Digging a bit I found this thread [1] that highlights a similar CRT issue in 
python modules such as psycopg2 (which I use for PostGreSQL) that use the CRT 
internally...

[1] https://groups.google.com/forum/#!topic/modwsgi/ATtKX6qWLXc
As far as I skimmed through the thread the problem here is not with python being compiled using VC9, but rather the module the python script tries to load (psycopg2, which according to the web seems to be some postgre-sql-related library) was compiled with a different CRT than the Apache binaries. That's a general issue, yes, and that's why I don't distribute the svn-apache modules with MaxSVN, even though they are built as part of the buildprocess (and utilized for testing).
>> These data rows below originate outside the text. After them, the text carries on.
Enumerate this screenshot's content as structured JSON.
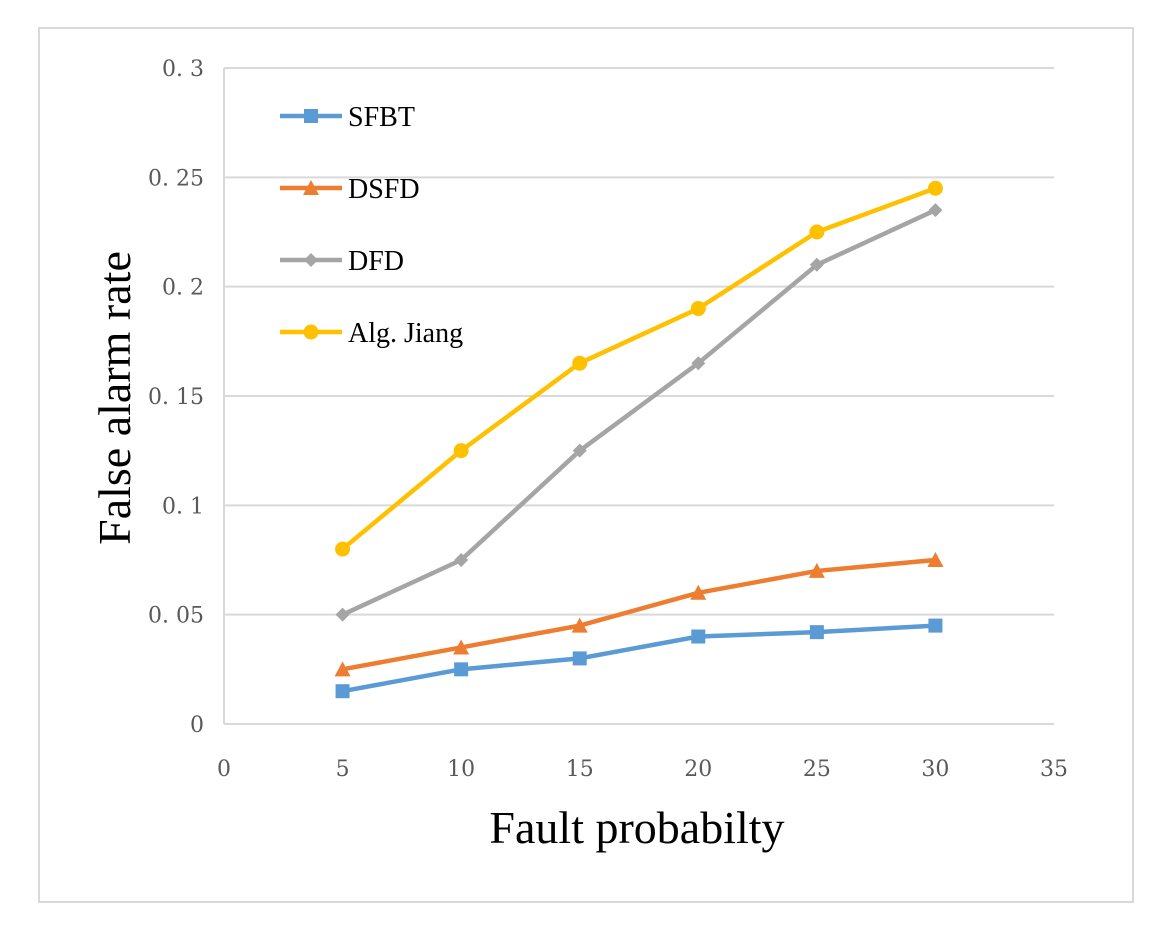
{
  "chart_data": {
    "type": "line",
    "title": "",
    "xlabel": "Fault probabilty",
    "ylabel": "False alarm rate",
    "xlim": [
      0,
      35
    ],
    "ylim": [
      0,
      0.3
    ],
    "x_ticks": [
      0,
      5,
      10,
      15,
      20,
      25,
      30,
      35
    ],
    "x_tick_labels": [
      "0",
      "5",
      "10",
      "15",
      "20",
      "25",
      "30",
      "35"
    ],
    "y_ticks": [
      0,
      0.05,
      0.1,
      0.15,
      0.2,
      0.25,
      0.3
    ],
    "y_tick_labels": [
      "0",
      "0. 05",
      "0. 1",
      "0. 15",
      "0. 2",
      "0. 25",
      "0. 3"
    ],
    "grid": true,
    "legend_position": "top-left",
    "x": [
      5,
      10,
      15,
      20,
      25,
      30
    ],
    "series": [
      {
        "name": "SFBT",
        "color": "#5b9bd5",
        "marker": "square",
        "values": [
          0.015,
          0.025,
          0.03,
          0.04,
          0.042,
          0.045
        ]
      },
      {
        "name": "DSFD",
        "color": "#ed7d31",
        "marker": "triangle",
        "values": [
          0.025,
          0.035,
          0.045,
          0.06,
          0.07,
          0.075
        ]
      },
      {
        "name": "DFD",
        "color": "#a5a5a5",
        "marker": "diamond",
        "values": [
          0.05,
          0.075,
          0.125,
          0.165,
          0.21,
          0.235
        ]
      },
      {
        "name": "Alg. Jiang",
        "color": "#ffc000",
        "marker": "circle",
        "values": [
          0.08,
          0.125,
          0.165,
          0.19,
          0.225,
          0.245
        ]
      }
    ]
  }
}
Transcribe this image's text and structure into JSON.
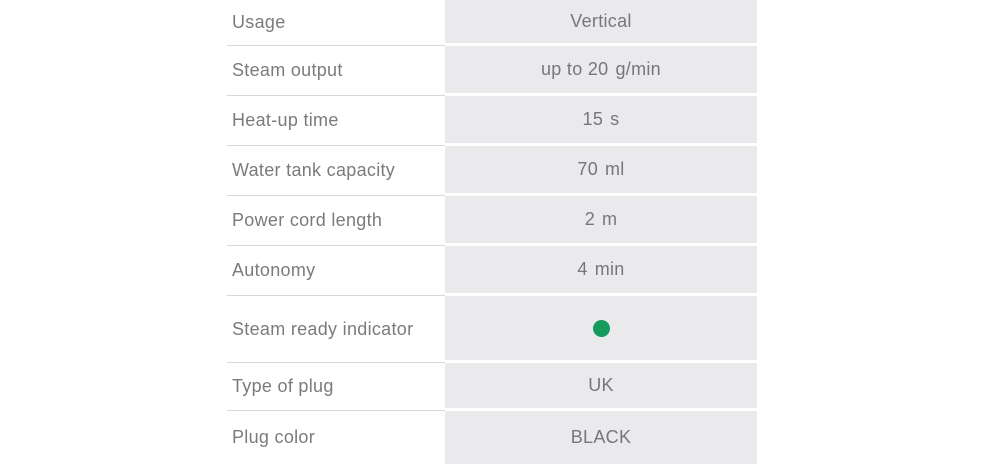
{
  "table": {
    "rows": [
      {
        "label": "Usage",
        "value": "Vertical",
        "unit": null
      },
      {
        "label": "Steam output",
        "value": "up to 20",
        "unit": "g/min"
      },
      {
        "label": "Heat-up time",
        "value": "15",
        "unit": "s"
      },
      {
        "label": "Water tank capacity",
        "value": "70",
        "unit": "ml"
      },
      {
        "label": "Power cord length",
        "value": "2",
        "unit": "m"
      },
      {
        "label": "Autonomy",
        "value": "4",
        "unit": "min"
      },
      {
        "label": "Steam ready indicator",
        "value": null,
        "unit": null,
        "indicator": "green-dot",
        "dot_style": "background:#169a5e"
      },
      {
        "label": "Type of plug",
        "value": "UK",
        "unit": null
      },
      {
        "label": "Plug color",
        "value": "BLACK",
        "unit": null
      }
    ]
  },
  "colors": {
    "page_background": "#ffffff",
    "value_column_background": "#eaeaec",
    "row_divider": "#d9d9db",
    "label_text": "#7b7b7f",
    "value_text": "#77777b",
    "indicator_green": "#169a5e"
  }
}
It's imperative that the CRT for the Apache modules matches the ones used to build Apache and that only the distributor of the specific Windows Apache module can ensure.
If you can guarantee to me that isn't going to happen then it would make my 
life easier!
I might miss something here which exceeds my knowledge (tbh I've only average experience with Apache httpd and python), but as long as there's nothing pulled in from python when you build Apache (and I'm quite sure that's not the case), python is just used as a build tool (for building SVN, Apache) and lateron as a script tool (from Apache). It doesn't matter how the python executable is build in this regard and which CRT it uses. It however matters a lot for the modules you'd pull in with the python import statement.